The Code for Gradient Boosting is:

import pandas as pd
from ucimlrepo import fetch_ucirepo
from sklearn.ensemble import GradientBoostingRegressor
from sklearn.metrics import root_mean_squared_error,make_scorer
from sklearn.model_selection import GridSearchCV, train_test_split
import numpy as np
import csv
import matplotlib.pyplot as plt
airfoil_self_noise = fetch_ucirepo(id=291)
X = airfoil_self_noise.data.features
y = airfoil_self_noise.data.targets
randomstate = 0
X_train, X_test, y_train, y_test = train_test_split(X,y,test_size=0.2, random_state=randomstate)
GBR = GradientBoostingRegressor(random_state=randomstate)
rmse_scorer = make_scorer(root_mean_squared_error, greater_is_better=False)
param_grid = {
    'n_estimators': [100, 200, 300, 400, 500],
    'learning_rate': [.001,.005,.01],
    'max_depth': [3, 5, 10],
    'min_samples_split': [2, 5, 10],
    'min_samples_leaf': [1, 5, 10],
    'subsample': [0.5, 0.8, 1.0]
}
GBR2 = GridSearchCV(estimator=GBR, param_grid=param_grid, cv=10, scoring=rmse_scorer, n_jobs=4)
GBR2.fit(X_train, y_train.values.ravel())
print(GBR2.best_params_)
print(abs(GBR2.best_score_))
y_pred_train = GBR2.predict(X_train)
y_pred_test = GBR2.predict(X_test)
test_rmse= root_mean_squared_error(y_test,y_pred_test)
train_rmse = root_mean_squared_error(y_train, y_pred_train)
print(f"Test RMSE: {test_rmse}")
print(f"Train RMSE: {train_rmse}")
print(f"Difference: {test_rmse - train_rmse}")

For the Gradient Boosting I noticed manually lowering the learning rate reduces the Difference to a Size where it doesn't indicate overfitting, but has a much higher RMSE for Training and Test data.

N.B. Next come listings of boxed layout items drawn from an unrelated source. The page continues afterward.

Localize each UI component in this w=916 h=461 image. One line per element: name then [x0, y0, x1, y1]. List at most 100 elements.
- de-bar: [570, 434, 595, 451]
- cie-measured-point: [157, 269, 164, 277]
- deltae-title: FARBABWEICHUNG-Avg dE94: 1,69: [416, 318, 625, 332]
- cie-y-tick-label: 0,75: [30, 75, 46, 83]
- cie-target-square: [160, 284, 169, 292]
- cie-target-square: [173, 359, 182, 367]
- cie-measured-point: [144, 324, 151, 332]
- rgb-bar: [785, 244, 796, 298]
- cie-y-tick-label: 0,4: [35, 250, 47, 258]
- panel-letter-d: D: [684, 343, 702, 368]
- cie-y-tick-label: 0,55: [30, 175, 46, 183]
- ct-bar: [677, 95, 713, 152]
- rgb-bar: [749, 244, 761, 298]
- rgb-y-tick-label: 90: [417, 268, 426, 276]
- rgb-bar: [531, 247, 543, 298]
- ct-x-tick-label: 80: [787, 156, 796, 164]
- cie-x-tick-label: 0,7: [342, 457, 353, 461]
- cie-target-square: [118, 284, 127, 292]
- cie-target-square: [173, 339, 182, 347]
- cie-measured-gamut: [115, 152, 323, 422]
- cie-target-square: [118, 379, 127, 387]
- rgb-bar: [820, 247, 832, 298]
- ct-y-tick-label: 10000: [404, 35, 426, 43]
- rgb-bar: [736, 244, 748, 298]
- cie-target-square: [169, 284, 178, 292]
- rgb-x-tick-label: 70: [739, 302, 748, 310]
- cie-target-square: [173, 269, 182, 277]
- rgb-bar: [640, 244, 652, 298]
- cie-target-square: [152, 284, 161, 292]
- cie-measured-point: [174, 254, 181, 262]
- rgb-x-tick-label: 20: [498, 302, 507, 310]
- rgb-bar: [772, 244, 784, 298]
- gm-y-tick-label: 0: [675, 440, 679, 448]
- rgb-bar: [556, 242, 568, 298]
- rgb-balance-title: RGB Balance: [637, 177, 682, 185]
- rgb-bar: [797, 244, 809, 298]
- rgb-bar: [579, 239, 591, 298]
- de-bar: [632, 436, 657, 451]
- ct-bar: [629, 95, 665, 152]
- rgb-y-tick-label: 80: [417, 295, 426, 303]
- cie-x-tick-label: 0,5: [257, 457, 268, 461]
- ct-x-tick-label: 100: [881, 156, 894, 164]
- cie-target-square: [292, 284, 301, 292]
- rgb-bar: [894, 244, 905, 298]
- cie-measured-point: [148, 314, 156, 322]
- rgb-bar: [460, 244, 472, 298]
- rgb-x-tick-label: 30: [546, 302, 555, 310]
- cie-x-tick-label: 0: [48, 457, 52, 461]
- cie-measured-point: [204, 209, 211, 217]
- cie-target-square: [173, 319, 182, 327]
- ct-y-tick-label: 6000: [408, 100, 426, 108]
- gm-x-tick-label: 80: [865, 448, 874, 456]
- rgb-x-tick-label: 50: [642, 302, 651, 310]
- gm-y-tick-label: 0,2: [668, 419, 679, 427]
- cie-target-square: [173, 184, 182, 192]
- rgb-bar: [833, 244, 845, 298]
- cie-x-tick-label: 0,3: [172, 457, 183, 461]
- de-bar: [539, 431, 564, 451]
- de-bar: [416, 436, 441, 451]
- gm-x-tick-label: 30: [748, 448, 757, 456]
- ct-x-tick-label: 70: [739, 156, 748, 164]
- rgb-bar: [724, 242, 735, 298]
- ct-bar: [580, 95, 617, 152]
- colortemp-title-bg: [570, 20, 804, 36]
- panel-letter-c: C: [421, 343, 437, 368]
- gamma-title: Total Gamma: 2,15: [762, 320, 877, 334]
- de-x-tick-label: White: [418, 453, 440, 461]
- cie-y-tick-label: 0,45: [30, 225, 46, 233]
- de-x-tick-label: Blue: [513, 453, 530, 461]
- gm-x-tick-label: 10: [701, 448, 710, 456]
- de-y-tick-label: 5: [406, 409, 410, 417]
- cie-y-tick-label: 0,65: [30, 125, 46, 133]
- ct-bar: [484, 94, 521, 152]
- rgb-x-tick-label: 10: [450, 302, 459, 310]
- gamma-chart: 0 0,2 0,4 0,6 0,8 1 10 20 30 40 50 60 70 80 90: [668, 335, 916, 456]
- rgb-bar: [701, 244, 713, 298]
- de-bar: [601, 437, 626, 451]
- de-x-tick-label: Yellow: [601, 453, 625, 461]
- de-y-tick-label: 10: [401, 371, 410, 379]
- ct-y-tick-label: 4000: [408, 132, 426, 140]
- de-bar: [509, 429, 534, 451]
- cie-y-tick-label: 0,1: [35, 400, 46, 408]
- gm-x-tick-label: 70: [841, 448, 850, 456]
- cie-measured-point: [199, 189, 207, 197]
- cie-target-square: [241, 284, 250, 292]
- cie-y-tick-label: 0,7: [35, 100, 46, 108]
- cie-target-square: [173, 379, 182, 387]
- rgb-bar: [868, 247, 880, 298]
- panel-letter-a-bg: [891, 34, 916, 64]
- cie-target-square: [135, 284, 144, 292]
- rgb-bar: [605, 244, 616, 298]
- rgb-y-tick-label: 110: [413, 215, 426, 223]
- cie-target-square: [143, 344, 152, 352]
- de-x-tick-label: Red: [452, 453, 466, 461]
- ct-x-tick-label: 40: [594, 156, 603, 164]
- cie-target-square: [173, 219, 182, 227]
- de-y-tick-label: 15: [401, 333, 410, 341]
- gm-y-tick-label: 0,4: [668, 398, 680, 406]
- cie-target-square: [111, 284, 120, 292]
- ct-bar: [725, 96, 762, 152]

I also tried adding early stopping and L1 and L2 regularization for better results but that didnt change the results that much

Upvotes: -3

Views: 124

Answers (1)

Ricardo Vargas
Ricardo Vargas

Reputation: 1

As you know, RMSE on the training set alone is not sufficient. RandomForest can prevent overfitting through pruning. As the documentation states, using ccp_alpha > 0 (the default value is 0.0) achieves this. After pruning, the training metric should decrease, but the test metric is expected to improve as the model generalizes better. The GradientBoostingRegressor uses the same parameter for pruning.

Another way to enhance model generalization is to decrease the number of estimators (n_estimators in both models).